Thom cleared his throat and prepared to say the name before his sister said, half in scorn and half in admiration, “Finn!”

“Sis!”

Even when he opened his mouth wide and grinned, Finn Lewis seemed to be mumbling.

“Bro,” he gave a sideways grin to Thom. “Hot Mama,” he drawled in Patti’s direction, clapping her ass, “Little Russ.”

John and his children were, “Peoples!”

Finn was ruddy like his sister with the dark Lewis hair. Though one wouldn’t have known it because he was dressed from head to toe in studded leather, had an unlit cigarette dangling from the corner of his mouth and shades that almost never came off, he was, like Thom, regarded as being breathtakingly handsome.

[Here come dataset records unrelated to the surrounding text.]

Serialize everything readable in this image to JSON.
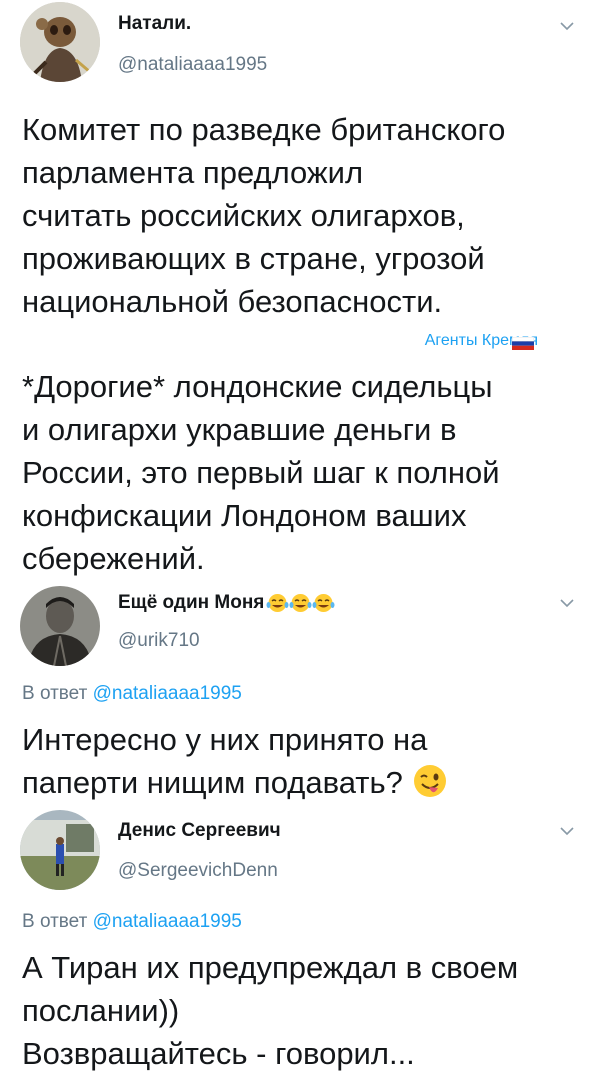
{
  "tweet1": {
    "name": "Натали.",
    "handle": "@nataliaaaa1995",
    "lines": [
      "Комитет по разведке британского",
      "парламента предложил",
      "считать российских олигархов,",
      "проживающих в стране, угрозой",
      "национальной безопасности."
    ],
    "source_label": "Агенты Кремля",
    "flag_icon": "russia-flag-icon",
    "lines2": [
      "*Дорогие* лондонские сидельцы",
      "и олигархи укравшие деньги в",
      "России, это первый шаг к полной",
      "конфискации Лондоном ваших",
      "сбережений."
    ]
  },
  "tweet2": {
    "name": "Ещё один Моня",
    "name_emoji": "tears-of-joy-emoji",
    "handle": "@urik710",
    "reply_prefix": "В ответ",
    "reply_mention": "@nataliaaaa1995",
    "lines": [
      "Интересно у них принято на",
      "паперти нищим подавать?"
    ],
    "emoji": "winking-tongue-emoji"
  },
  "tweet3": {
    "name": "Денис Сергеевич",
    "handle": "@SergeevichDenn",
    "reply_prefix": "В ответ",
    "reply_mention": "@nataliaaaa1995",
    "lines": [
      "А Тиран их предупреждал в своем",
      "послании))",
      "Возвращайтесь - говорил..."
    ]
  },
  "colors": {
    "text": "#14171a",
    "secondary": "#657786",
    "link": "#1da1f2"
  }
}
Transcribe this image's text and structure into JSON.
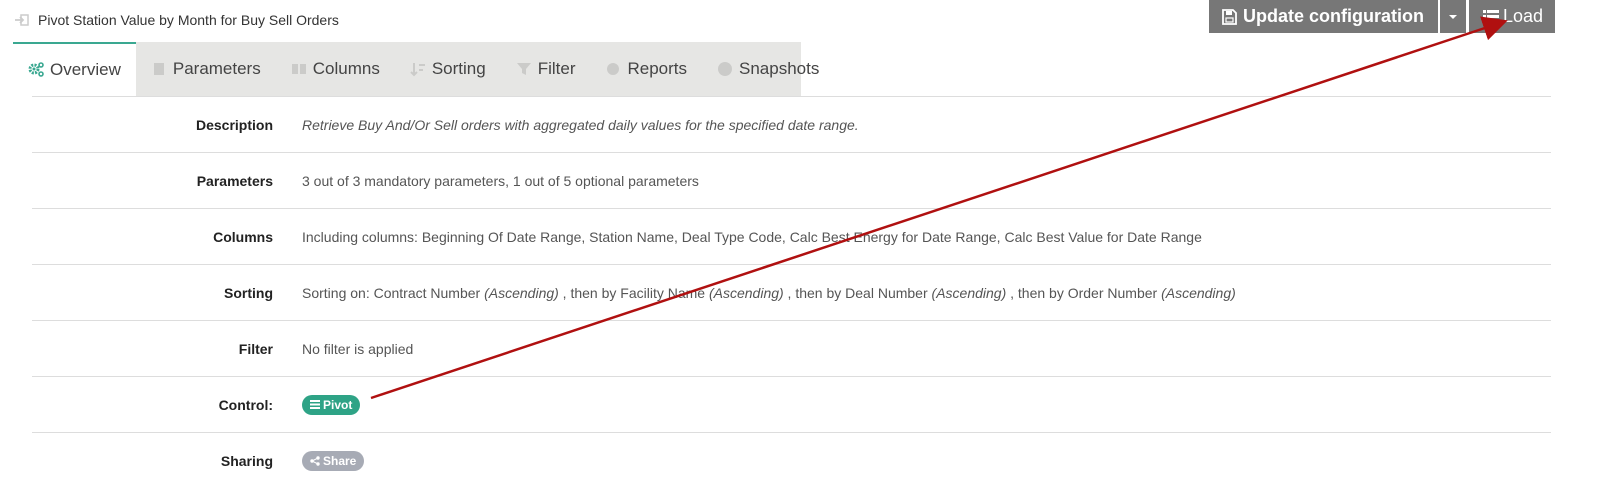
{
  "title": "Pivot Station Value by Month for Buy Sell Orders",
  "buttons": {
    "update": "Update configuration",
    "load": "Load"
  },
  "tabs": [
    {
      "label": "Overview",
      "icon": "gears-icon",
      "active": true
    },
    {
      "label": "Parameters",
      "icon": "filter-icon",
      "active": false
    },
    {
      "label": "Columns",
      "icon": "columns-icon",
      "active": false
    },
    {
      "label": "Sorting",
      "icon": "sort-icon",
      "active": false
    },
    {
      "label": "Filter",
      "icon": "funnel-icon",
      "active": false
    },
    {
      "label": "Reports",
      "icon": "reports-icon",
      "active": false
    },
    {
      "label": "Snapshots",
      "icon": "camera-icon",
      "active": false
    }
  ],
  "overview": {
    "description": {
      "label": "Description",
      "value": "Retrieve Buy And/Or Sell orders with aggregated daily values for the specified date range."
    },
    "parameters": {
      "label": "Parameters",
      "value": "3 out of 3 mandatory parameters, 1 out of 5 optional parameters"
    },
    "columns": {
      "label": "Columns",
      "value": "Including columns: Beginning Of Date Range, Station Name, Deal Type Code, Calc Best Energy for Date Range, Calc Best Value for Date Range"
    },
    "sorting": {
      "label": "Sorting",
      "prefix": "Sorting on: ",
      "items": [
        {
          "field": "Contract Number",
          "dir": "(Ascending)"
        },
        {
          "field": "Facility Name",
          "dir": "(Ascending)"
        },
        {
          "field": "Deal Number",
          "dir": "(Ascending)"
        },
        {
          "field": "Order Number",
          "dir": "(Ascending)"
        }
      ],
      "sep1": " , then by ",
      "sep2": " , then by ",
      "sep3": " , then by "
    },
    "filter": {
      "label": "Filter",
      "value": "No filter is applied"
    },
    "control": {
      "label": "Control:",
      "badge": "Pivot"
    },
    "sharing": {
      "label": "Sharing",
      "badge": "Share"
    }
  },
  "colors": {
    "accent": "#3aa891",
    "pivot_badge": "#2ea386",
    "share_badge": "#a7abb5",
    "button_bg": "#777777",
    "tab_bar_bg": "#e6e6e4",
    "annotation_arrow": "#b01010"
  }
}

He was twelve years younger than Thom though, and unlike his brother, Finn was tall. He had been ten when Russell was born, and Russell’s middle name had been given in honor of him because he’d been so attentive to Patti.

It was not the shades or the leather or his attractiveness beneath the leather that anyone took notice of though. It was the short woman who hung on Fenian Valerie Lewis’s shoulder, shorter than Thom and definitely older.

“Thissis Meg,” Finn smiled and maintained, tugging the cigarette that Russell thought might by a joint, behind his ear while chewing gum and chucking the woman under the chin. “She’s got great tits, right?”

“Aw baby,” the brunette laughed and kissed him on the mouth, “You say the sweetest things.”

 

Frank, Denise and Sara Mc.Larchlahn arrived the same time as Kathleen Lewis. Both of Patti’s parents were actors, though admittedly not very good ones, and so was Kathleen, so they all entered the house with a flourish, in the midst of the second pizza. Kathleen, being the worst actor, made the best entrance, sweeping in and crying, “Darlings!” while Thom leaned over and asked Jackie where the hell Mom had gotten a British accent from.

“She’s from Caton, West Virginia for God’s sakes!”

“Thom, stop—”

“Jaclyn, darling!” Kathleen said, breathlessly. “You look heavenly.”

“Right back at you, Mom.”

“It’s nothing a little exercise—”

“And Miss Clarol—”

“You’re a wicked one, Jaclyn. Patricia, you look delicious. Russell! Ah, Russell!”

Kathleen Lewis was short and wide as a minute. Her hair was still blond by just the auspices Jaclyn had pointed out, though the tanning booth had made her skin a little more Samsonite than it should have been. She wore the same shades as Finn. Kathleen Lewis always made him feel like the only grandson, and then he realized that despite all of her children, he was the only grandchild though—looking at Finn—he suspected there were unclaimed cousins left in the wake of wherever his bike had gone.

After Kathleen, Russell submitted to being swallowed up by his other grandparents. Frank did resemble a potato. He had no chin and no one ever had any clue what he was talking about. Sara’s hair was still brown, and she did have John’s face. Even as she was doting over Russell, Frank reached into his pocket to give Russell a rumpled set of bills.

“Don’t spoil him, Frank,” Sara was saying while she handed Russell a folded check.

John’s boys came downstairs, shrieking, “Grandma! Grandpa!”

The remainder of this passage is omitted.